Marian was studying her face as they walked. Frenchy looked at her and smiled nervously.
“What is it, Genvieve?” Marian asked encouragingly, slipping a hand under Frenchy’s arm.
Poised on the edge of saying it, Frenchy allowed herself another moment of indecision, trying to predict Marian’s reaction and trying, too, to prepare herself for it.
“Marian, I’m gay,” she said, exhaling, filled with relief. For the first time in her life she’d said it, let it out, refused to hide, had escaped her own silence — but she felt as if she had jumped off a cliff and now hung suspended.
Marian stopped, her smile still in place. Frenchy grew even more hopeful.
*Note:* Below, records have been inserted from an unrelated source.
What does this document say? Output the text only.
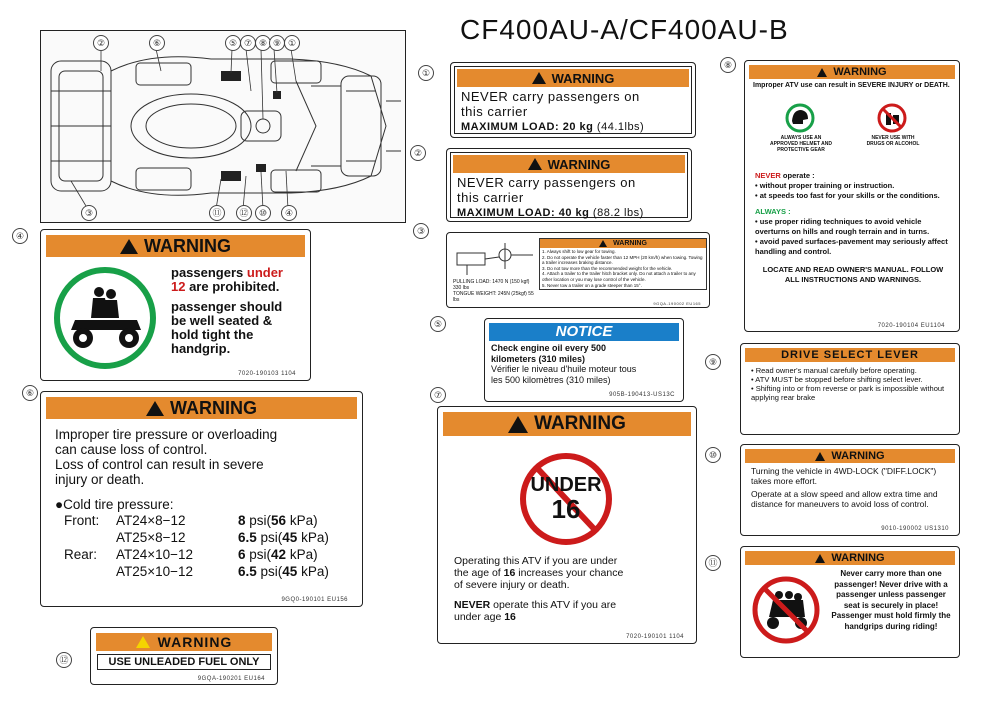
CF400AU-A/CF400AU-B
②	⑥	⑤ ⑦ ⑧ ⑨ ①
③	⑪	⑫	⑩	④
①
②
③
④
⑤
⑥	⑦
⑧
⑨
⑩
⑪
⑫
WARNING
NEVER carry passengers on
this carrier
MAXIMUM LOAD: 20 kg (44.1lbs)
WARNING
NEVER carry passengers on
this carrier
MAXIMUM LOAD: 40 kg (88.2 lbs)
PULLING LOAD: 1470 N (150 kgf) 330 lbs
TONGUE WEIGHT: 245N (25kgf) 55 lbs
WARNING
1. Always shift to low gear for towing.
2. Do not operate the vehicle faster than 12 MPH (20 km/h) when towing. Towing a trailer increases braking distance.
3. Do not tow more than the recommended weight for the vehicle.
4. Attach a trailer to the trailer hitch bracket only. Do not attach a trailer to any other location or you may lose control of the vehicle.
5. Never tow a trailer on a grade steeper than 15°.
9GQA-190002 EU165
WARNING
passengers under
12 are prohibited.
passenger should
be well seated &
hold tight the
handgrip.
7020-190103 1104
NOTICE
Check engine oil every 500
kilometers (310 miles)
Vérifier le niveau d'huile moteur tous
les 500 kilomètres (310 miles)
905B-190413-US13C
WARNING
Improper tire pressure or overloading
can cause loss of control.
Loss of control can result in severe
injury or death.
●Cold tire pressure:
Front:	AT24×8−12	8 psi(56 kPa)
	AT25×8−12	6.5 psi(45 kPa)
Rear:	AT24×10−12	6 psi(42 kPa)
	AT25×10−12	6.5 psi(45 kPa)
9GQ0-190101 EU156
WARNING
UNDER
16
Operating this ATV if you are under
the age of 16 increases your chance
of severe injury or death.
NEVER operate this ATV if you are
under age 16
7020-190101 1104
WARNING
Improper ATV use can result in SEVERE INJURY or DEATH.
ALWAYS USE AN APPROVED HELMET AND PROTECTIVE GEAR
NEVER USE WITH DRUGS OR ALCOHOL
NEVER operate :
• without proper training or instruction.
• at speeds too fast for your skills or the conditions.
ALWAYS :
• use proper riding techniques to avoid vehicle overturns on hills and rough terrain and in turns.
• avoid paved surfaces-pavement may seriously affect handling and control.
LOCATE AND READ OWNER'S MANUAL. FOLLOW ALL INSTRUCTIONS AND WARNINGS.
7020-190104 EU1104
DRIVE SELECT LEVER
• Read owner's manual carefully before operating.
• ATV MUST be stopped before shifting select lever.
• Shifting into or from reverse or park is impossible without applying rear brake
WARNING
Turning the vehicle in 4WD-LOCK ("DIFF.LOCK") takes more effort.
Operate at a slow speed and allow extra time and distance for maneuvers to avoid loss of control.
9010-190002 US1310
WARNING
Never carry more than one passenger! Never drive with a passenger unless passenger seat is securely in place! Passenger must hold firmly the handgrips during riding!
WARNING
USE UNLEADED FUEL ONLY
9GQA-190201 EU164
Marian’s hand slipped from her arm and Frenchy now began to feel as though she were falling.
A hand raised to touch her mouth — as if to stifle a scream — her eyes not surprised but filling with horror,
Marian stepped away from her. Stepped away, turned, and began to walk hurriedly down the path.
Her first impulse was to stamp out her cigarette, whirl around and leave in disgust. But she couldn’t. Marian had been her friend until a moment ago.
She began to follow Marian, feeling little now but determination. Marian had to understand. It was so simple, Did she think Frenchy was trying to seduce her? Marian had disappeared from sight, but as Frenchy rounded a bend she saw her far ahead, running. Why was she heading further into the park if she wanted to get away? Frenchy had a quick, intuitive thought that Marian was running, not from her, but from herself.
She cut across the grass. Marian, in her panic, didn’t see her until Frenchy had almost reached her. Then Frenchy caught up with her, got in front of her, blocking her.
“Get out of my way. You — you —” Marian’s face was ugly with hatred. “Hypocrite!”
“Hypocrite?” Frenchy was astonished at the word.
“Pretending to be my friend!”
“I wasn’t pretending, Marian, honest. I wanted to be your friend. That’s all. I didn’t want to do anything to you.”
Marian was crying now, her shoulders heaving. Frenchy longed to comfort her, but didn’t dare touch her.
“You’re a fraud.”
“Why am I a fraud when I just told you exactly who I am so we could be better friends?”
“I don’t want to be any kind of friend with a queer.”
Frenchy was disgusted, but determination won out. “Why not? You were friends with me before you knew.”
“I know. I even let my children near you.”
“Listen, Marian,” Frenchy said, planting her small body, hands on her hips. “I never touched you, never came on to you. I don’t molest kids. I don’t give a good goddamn what you do and with who — tell me what difference it makes who I do it with?”